Sampling and Power
Choose a sampling method, understand representativeness, and work out how large your sample needs to be.
Who you recruit, and how many, determines what you can conclude. This page covers the sampling choices behind a study and how to size it so you can actually detect the effect you care about.
Sampling Methods
Sampling methods fall into two families.
Probability Sampling
Every member of the population has a known, non-zero chance of selection. These methods support the strongest statistical generalization.
- Simple random: everyone has an equal chance.
- Stratified random: divide the population into strata (for example, age groups) and sample within each, guaranteeing representation.
- Systematic: select every nth member from an ordered list.
Non-Probability Sampling
Selection is based on availability or judgment. Faster and cheaper, but generalization rests on argument rather than pure probability.

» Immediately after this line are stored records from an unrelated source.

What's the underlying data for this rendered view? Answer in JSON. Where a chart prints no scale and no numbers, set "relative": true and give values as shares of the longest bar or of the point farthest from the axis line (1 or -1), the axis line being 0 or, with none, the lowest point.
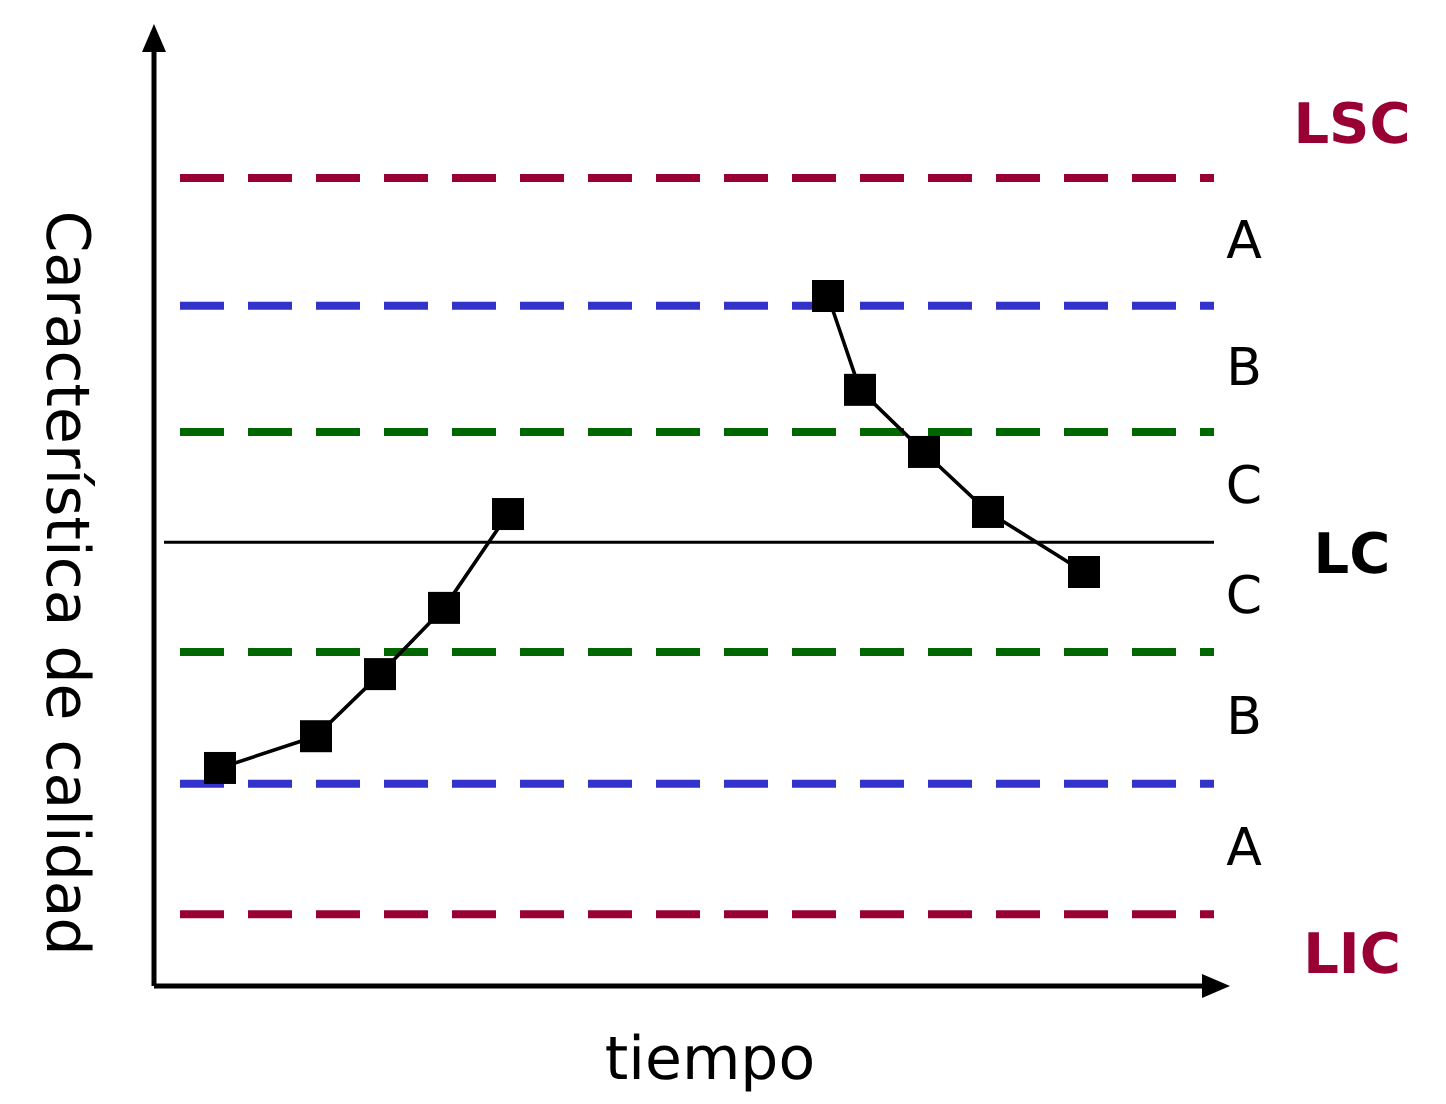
{
  "chart_data": {
    "type": "line",
    "relative": true,
    "xlabel": "tiempo",
    "ylabel": "Característica de calidad",
    "marker": "square",
    "line_style": "solid",
    "categories": [
      null,
      null,
      null,
      null,
      null,
      null,
      null,
      null,
      null,
      null,
      null,
      null,
      null,
      null,
      null,
      null,
      null,
      null,
      null,
      null,
      null,
      null,
      null,
      null,
      null,
      null,
      null,
      null,
      null,
      null
    ],
    "series": [
      {
        "color": "#000000",
        "values": [
          0.316,
          null,
          null,
          0.362,
          null,
          0.452,
          null,
          0.548,
          null,
          0.684,
          null,
          null,
          null,
          null,
          null,
          null,
          null,
          null,
          null,
          null,
          null,
          null,
          null,
          null,
          null,
          null,
          null,
          null,
          null,
          null
        ]
      },
      {
        "color": "#000000",
        "values": [
          null,
          null,
          null,
          null,
          null,
          null,
          null,
          null,
          null,
          null,
          null,
          null,
          null,
          null,
          null,
          null,
          null,
          null,
          null,
          1,
          0.864,
          null,
          0.774,
          null,
          0.687,
          null,
          null,
          0.6,
          null,
          null
        ]
      }
    ],
    "ref_lines": [
      {
        "axis": "y",
        "value": 1.171,
        "label": "LSC",
        "color": "#990033",
        "line_style": "dashed"
      },
      {
        "axis": "y",
        "value": 0.986,
        "color": "#3333cc",
        "line_style": "dashed"
      },
      {
        "axis": "y",
        "value": 0.803,
        "color": "#006600",
        "line_style": "dashed"
      },
      {
        "axis": "y",
        "value": 0.643,
        "label": "LC",
        "color": "#000000",
        "line_style": "solid"
      },
      {
        "axis": "y",
        "value": 0.484,
        "color": "#006600",
        "line_style": "dashed"
      },
      {
        "axis": "y",
        "value": 0.293,
        "color": "#3333cc",
        "line_style": "dashed"
      },
      {
        "axis": "y",
        "value": 0.104,
        "label": "LIC",
        "color": "#990033",
        "line_style": "dashed"
      }
    ],
    "annotations": [
      "A",
      "B",
      "C",
      "C",
      "B",
      "A"
    ]
  }
}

- Convenience: whoever is readily available.
- Quota: fill predetermined counts for specific subgroups.
- Purposive: deliberately target people with specific characteristics.
Representativeness
A sample is representative when its composition on the characteristics that matter mirrors the population you want to generalize to. Representativeness is always relative to specific variables: a sample can be representative for age and sex while skewing on income or geography.
To approximate it on Terac:
- Identify the variables your conclusions depend on.

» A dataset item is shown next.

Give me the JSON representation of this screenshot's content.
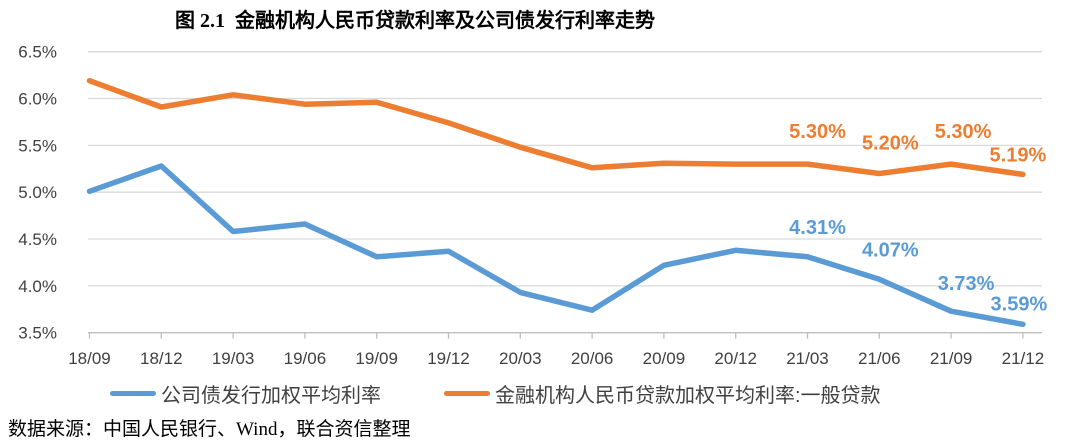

- Use filters to constrain the audience to your target population.
- Use quotas to balance subgroups so no single group dominates.
- Report the composition you achieved, and be explicit about variables you did not control.
Statistical Power
Statistical power is the probability of detecting an effect that is genuinely there. Underpowered studies waste effort and produce unreliable results, with positive findings that often fail to replicate.

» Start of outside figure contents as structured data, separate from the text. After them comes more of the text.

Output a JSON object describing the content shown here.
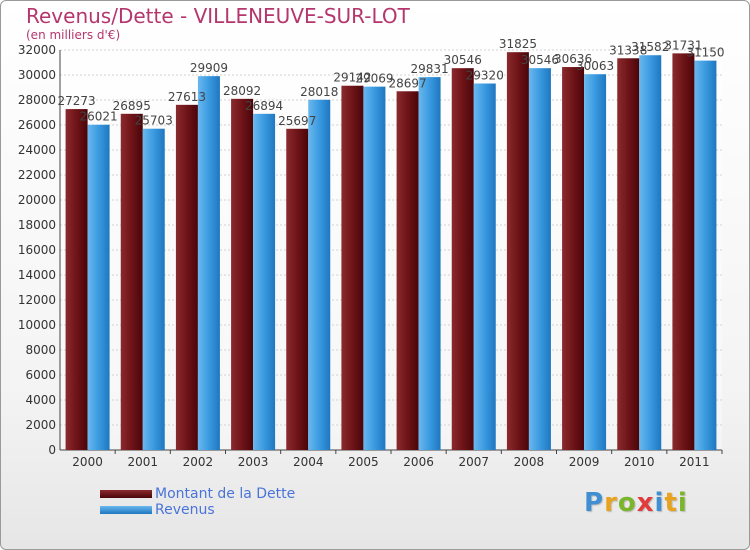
{
  "header": {
    "title": "Revenus/Dette - VILLENEUVE-SUR-LOT",
    "subtitle": "(en milliers d'€)"
  },
  "colors": {
    "series_dette": "#6e1418",
    "series_revenus": "#3a9ae0",
    "title": "#b5366d",
    "legend_text": "#4a74d9"
  },
  "chart_data": {
    "type": "bar",
    "title": "Revenus/Dette - VILLENEUVE-SUR-LOT",
    "subtitle": "(en milliers d'€)",
    "categories": [
      "2000",
      "2001",
      "2002",
      "2003",
      "2004",
      "2005",
      "2006",
      "2007",
      "2008",
      "2009",
      "2010",
      "2011"
    ],
    "series": [
      {
        "name": "Montant de la Dette",
        "values": [
          27273,
          26895,
          27613,
          28092,
          25697,
          29142,
          28697,
          30546,
          31825,
          30636,
          31338,
          31731
        ]
      },
      {
        "name": "Revenus",
        "values": [
          26021,
          25703,
          29909,
          26894,
          28018,
          29069,
          29831,
          29320,
          30546,
          30063,
          31582,
          31150
        ]
      }
    ],
    "ylim": [
      0,
      32000
    ],
    "yticks": [
      0,
      2000,
      4000,
      6000,
      8000,
      10000,
      12000,
      14000,
      16000,
      18000,
      20000,
      22000,
      24000,
      26000,
      28000,
      30000,
      32000
    ],
    "grid": true,
    "legend_position": "bottom-left"
  },
  "legend": {
    "items": [
      {
        "label": "Montant de la Dette"
      },
      {
        "label": "Revenus"
      }
    ]
  },
  "logo": {
    "letters": [
      {
        "char": "P",
        "color": "#3f8fd2"
      },
      {
        "char": "r",
        "color": "#e8a21e"
      },
      {
        "char": "o",
        "color": "#7ab52c"
      },
      {
        "char": "x",
        "color": "#e23b3b"
      },
      {
        "char": "i",
        "color": "#3f8fd2"
      },
      {
        "char": "t",
        "color": "#e8a21e"
      },
      {
        "char": "i",
        "color": "#7ab52c"
      }
    ]
  }
}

Power depends on four interacting factors. Fix any three and the fourth is determined:
| Factor | Effect on power |
|---|---|
| Significance level (alpha) | A stricter alpha (for example .01 vs .05) lowers power |
| Effect size | Larger true effects are easier to detect |
| Sample size | More participants increase power |
| The statistical test | Some tests extract more information than others |
Aim for power between .80 and .95. Below .80 you are likely to miss real effects; chasing much higher power can demand impractically large samples.
Sizing Your Sample Before You Launch
Work it backwards:
- Decide the smallest effect size that would be meaningful for your question.
- Pick your alpha (commonly .05) and target power (commonly .80).
- Use a power calculator to get the required sample size. Free tools like G*Power handle the common designs.
- Set your participant cap to that number, and add a margin for exclusions you defined in your preregistration.
Decide your sample size in advance and commit to it. Peeking at results and stopping once they cross significance inflates false positives. If you need an adaptive stopping rule, plan it as a sequential design up front.